Wesleyan congregations from several states came together June 22 and 23 for Renuevo, a multiethnic two-day camp full of workshops, worship and prayer, fellowship, games and activities.
“I was blessed as I saw Family‘s been blessed. Every age group – children, youth and adults – were touched by the Word and by the fellowship that was shared,” said Rev. Frankie Rodriguez, pastor of Iglesia Wesleyano El Camino in Greenville. “We were blessed by the hospitality of SWU and the love we received from those who represented the University.

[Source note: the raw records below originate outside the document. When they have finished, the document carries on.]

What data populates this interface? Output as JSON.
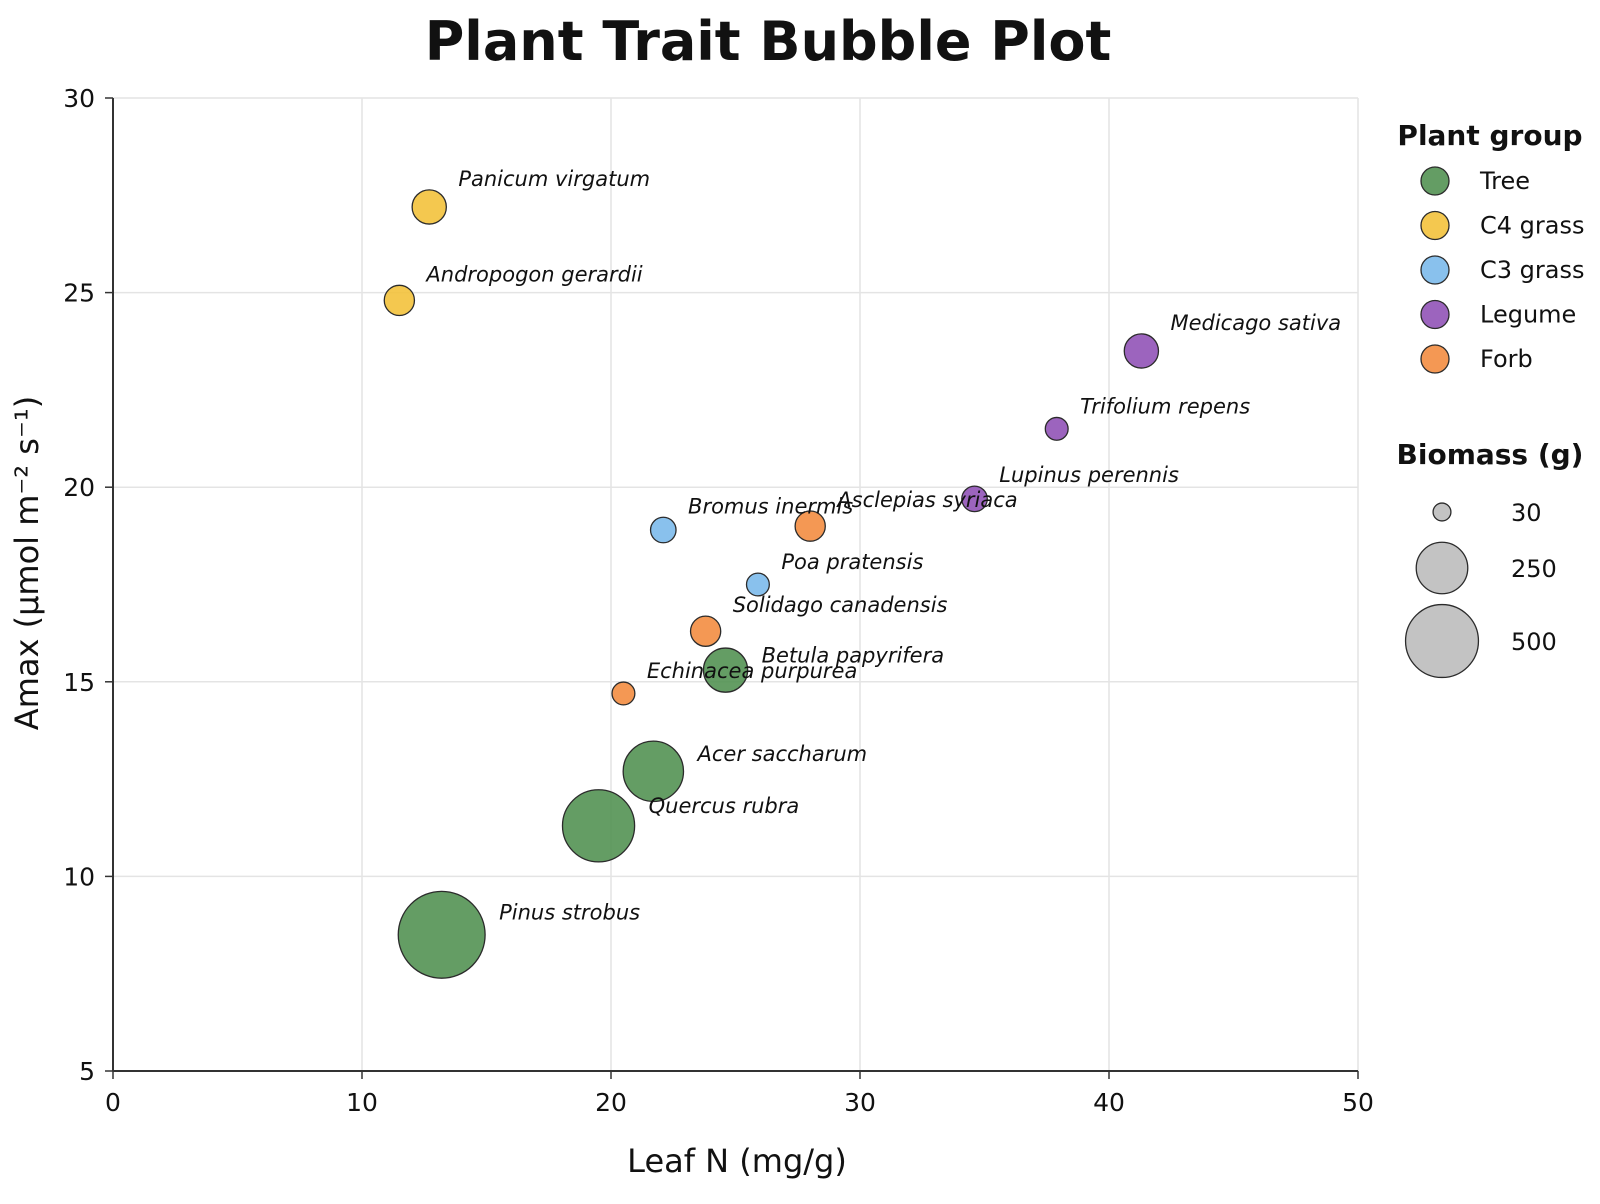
{
  "chart_data": {
    "type": "scatter",
    "title": "Plant Trait Bubble Plot",
    "xlabel": "Leaf N (mg/g)",
    "ylabel": "Amax (µmol m⁻² s⁻¹)",
    "xlim": [
      0,
      50
    ],
    "ylim": [
      5,
      30
    ],
    "x_ticks": [
      0,
      10,
      20,
      30,
      40,
      50
    ],
    "y_ticks": [
      5,
      10,
      15,
      20,
      25,
      30
    ],
    "grid": true,
    "size_variable": "Biomass (g)",
    "groups": [
      {
        "name": "Tree",
        "color": "#4f8f4f"
      },
      {
        "name": "C4 grass",
        "color": "#f2c037"
      },
      {
        "name": "C3 grass",
        "color": "#79b8ea"
      },
      {
        "name": "Legume",
        "color": "#8e4fb5"
      },
      {
        "name": "Forb",
        "color": "#f28a3c"
      }
    ],
    "points": [
      {
        "label": "Panicum virgatum",
        "group": "C4 grass",
        "x": 12.7,
        "y": 27.2,
        "size": 45
      },
      {
        "label": "Andropogon gerardii",
        "group": "C4 grass",
        "x": 11.5,
        "y": 24.8,
        "size": 35
      },
      {
        "label": "Medicago sativa",
        "group": "Legume",
        "x": 41.3,
        "y": 23.5,
        "size": 45
      },
      {
        "label": "Trifolium repens",
        "group": "Legume",
        "x": 37.9,
        "y": 21.5,
        "size": 20
      },
      {
        "label": "Lupinus perennis",
        "group": "Legume",
        "x": 34.6,
        "y": 19.7,
        "size": 25
      },
      {
        "label": "Bromus inermis",
        "group": "C3 grass",
        "x": 22.1,
        "y": 18.9,
        "size": 25
      },
      {
        "label": "Asclepias syriaca",
        "group": "Forb",
        "x": 28.0,
        "y": 19.0,
        "size": 35
      },
      {
        "label": "Poa pratensis",
        "group": "C3 grass",
        "x": 25.9,
        "y": 17.5,
        "size": 20
      },
      {
        "label": "Solidago canadensis",
        "group": "Forb",
        "x": 23.8,
        "y": 16.3,
        "size": 35
      },
      {
        "label": "Betula papyrifera",
        "group": "Tree",
        "x": 24.6,
        "y": 15.3,
        "size": 75
      },
      {
        "label": "Echinacea purpurea",
        "group": "Forb",
        "x": 20.5,
        "y": 14.7,
        "size": 20
      },
      {
        "label": "Acer saccharum",
        "group": "Tree",
        "x": 21.7,
        "y": 12.7,
        "size": 140
      },
      {
        "label": "Quercus rubra",
        "group": "Tree",
        "x": 19.5,
        "y": 11.3,
        "size": 200
      },
      {
        "label": "Pinus strobus",
        "group": "Tree",
        "x": 13.2,
        "y": 8.5,
        "size": 290
      }
    ],
    "legend": {
      "placement": "right",
      "group_title": "Plant group",
      "size_title": "Biomass (g)",
      "size_entries": [
        30,
        250,
        500
      ]
    }
  }
}
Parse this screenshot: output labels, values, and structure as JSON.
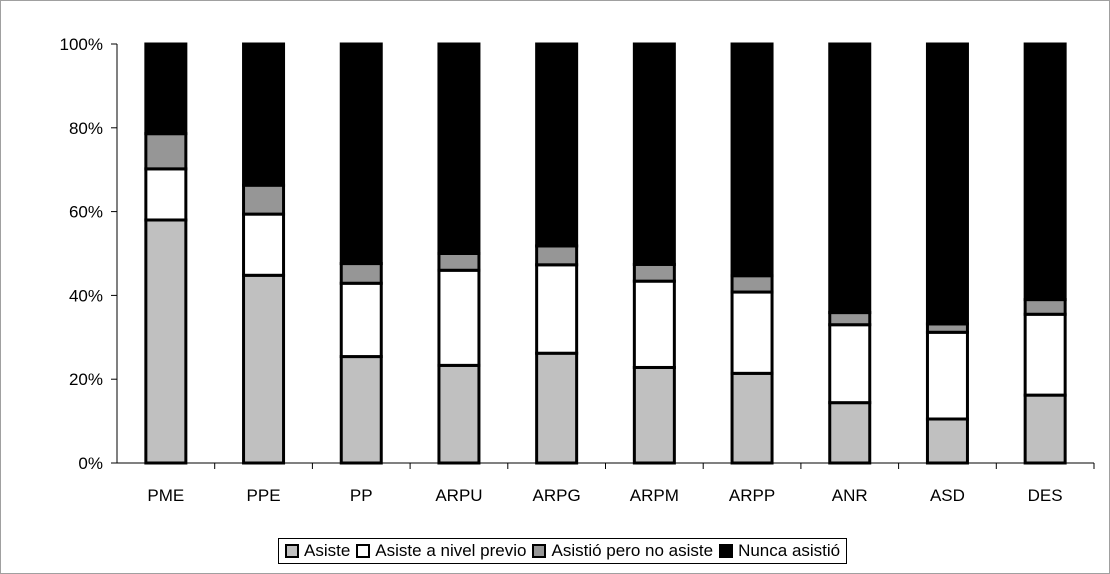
{
  "chart_data": {
    "type": "bar",
    "stacked": true,
    "percent": true,
    "categories": [
      "PME",
      "PPE",
      "PP",
      "ARPU",
      "ARPG",
      "ARPM",
      "ARPP",
      "ANR",
      "ASD",
      "DES"
    ],
    "series": [
      {
        "name": "Asiste",
        "color": "#c0c0c0",
        "values": [
          58,
          44.8,
          25.4,
          23.3,
          26.2,
          22.8,
          21.4,
          14.4,
          10.5,
          16.2
        ]
      },
      {
        "name": "Asiste a nivel previo",
        "color": "#ffffff",
        "values": [
          12.2,
          14.6,
          17.5,
          22.7,
          21.1,
          20.6,
          19.4,
          18.6,
          20.7,
          19.3
        ]
      },
      {
        "name": "Asistió pero no asiste",
        "color": "#969696",
        "values": [
          8.4,
          6.9,
          4.7,
          4,
          4.5,
          4,
          3.9,
          2.9,
          2,
          3.5
        ]
      },
      {
        "name": "Nunca asistió",
        "color": "#000000",
        "values": [
          21.4,
          33.7,
          52.4,
          50,
          48.2,
          52.6,
          55.3,
          64.1,
          66.8,
          61
        ]
      }
    ],
    "y_ticks": [
      "0%",
      "20%",
      "40%",
      "60%",
      "80%",
      "100%"
    ],
    "ylim": [
      0,
      100
    ],
    "grid": false,
    "legend_position": "bottom"
  }
}
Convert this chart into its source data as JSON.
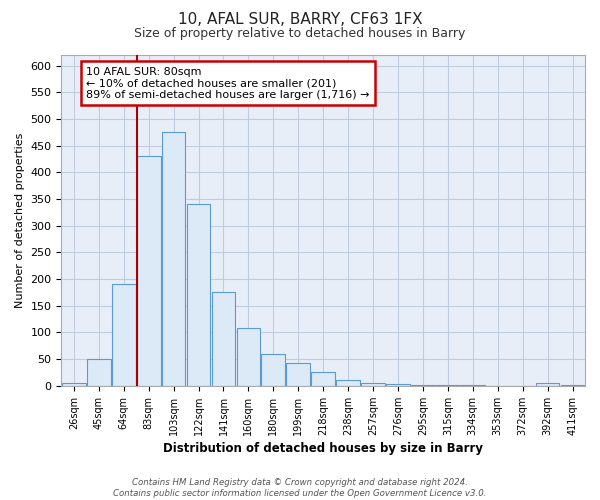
{
  "title1": "10, AFAL SUR, BARRY, CF63 1FX",
  "title2": "Size of property relative to detached houses in Barry",
  "xlabel": "Distribution of detached houses by size in Barry",
  "ylabel": "Number of detached properties",
  "bar_labels": [
    "26sqm",
    "45sqm",
    "64sqm",
    "83sqm",
    "103sqm",
    "122sqm",
    "141sqm",
    "160sqm",
    "180sqm",
    "199sqm",
    "218sqm",
    "238sqm",
    "257sqm",
    "276sqm",
    "295sqm",
    "315sqm",
    "334sqm",
    "353sqm",
    "372sqm",
    "392sqm",
    "411sqm"
  ],
  "bar_values": [
    6,
    50,
    190,
    430,
    475,
    340,
    175,
    108,
    60,
    43,
    25,
    10,
    5,
    3,
    2,
    1,
    1,
    0,
    0,
    5,
    2
  ],
  "bar_color": "#dce9f7",
  "bar_edge_color": "#5b9bd5",
  "vline_x_index": 3,
  "vline_color": "#aa0000",
  "annotation_title": "10 AFAL SUR: 80sqm",
  "annotation_line1": "← 10% of detached houses are smaller (201)",
  "annotation_line2": "89% of semi-detached houses are larger (1,716) →",
  "annotation_box_color": "#ffffff",
  "annotation_box_edge": "#cc0000",
  "ylim": [
    0,
    620
  ],
  "yticks": [
    0,
    50,
    100,
    150,
    200,
    250,
    300,
    350,
    400,
    450,
    500,
    550,
    600
  ],
  "footer1": "Contains HM Land Registry data © Crown copyright and database right 2024.",
  "footer2": "Contains public sector information licensed under the Open Government Licence v3.0.",
  "bg_color": "#ffffff",
  "plot_bg_color": "#e8eef8",
  "grid_color": "#c0cce0"
}
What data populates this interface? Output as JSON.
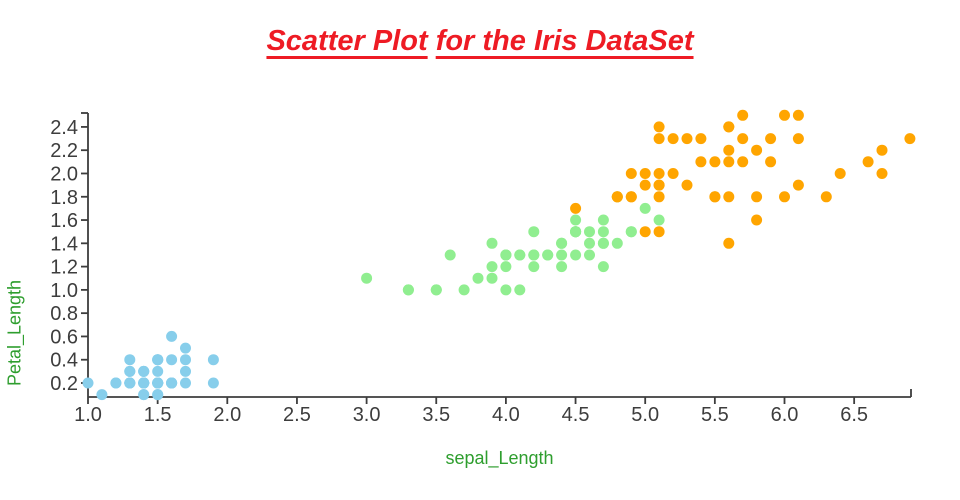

We truly felt welcomed, it’s like we were at home.”
As the South Carolina District Conference took place close to SWU at ALIVE Wesleyan Church, Wesleyans from across the state gathered brought their appetites to the Central campus July 7 at Southern Wesleyan University’s Dining Commons for a hearty meal and some great fellowship.
Hosting community events
Southern Wesleyan University also serves as the venue for many events throughout the summer, including, for the first time, the starting point for an escort of U.S. Special Operations Command Marines, along with spouses June 11. During the event, organized by Honoring Their Service, well-wishers from the university and the surrounding community were on hand to show appreciation to those who are actively engaged in service to our country.
On July 14 the university hosted a Bastille Day celebration to benefit Black Sheep Farm, a nonprofit organization that provides horse-assisted education programs for the surrounding community, including the special needs population.
The university’s Conference Services and Dining services have been busy throughout the summer organizing and providing support services for these and other activities, including annual training for employees at Duke Energy’s Oconee Nuclear Station.
Serving community = Amazing benefits
For Voss, an uptick in summer activity benefits both Southern Wesleyan and the thousands who set foot on the Central campus during summer months.
“The benefits are amazing – young people for the first time envisioning themselves as a college student, families finding a cost effective way to finally get together with relatives that otherwise would never have happened, campers deeply impacted by faith and music, young athletes becoming more familiar and gifted in a sport, and visitors treated with the joy and excitement of what is happening at SWU.
Voss adds that inventive learning carries over from the academic year into summer as student leaders grow in their leadership skills and prospective students get a feel for the uniqueness of campus life at SWU.
“All in all, summers at SWU are life-giving, leadership-enhancing and allow our campus to stretch its reach to new heights of service,” Voss said.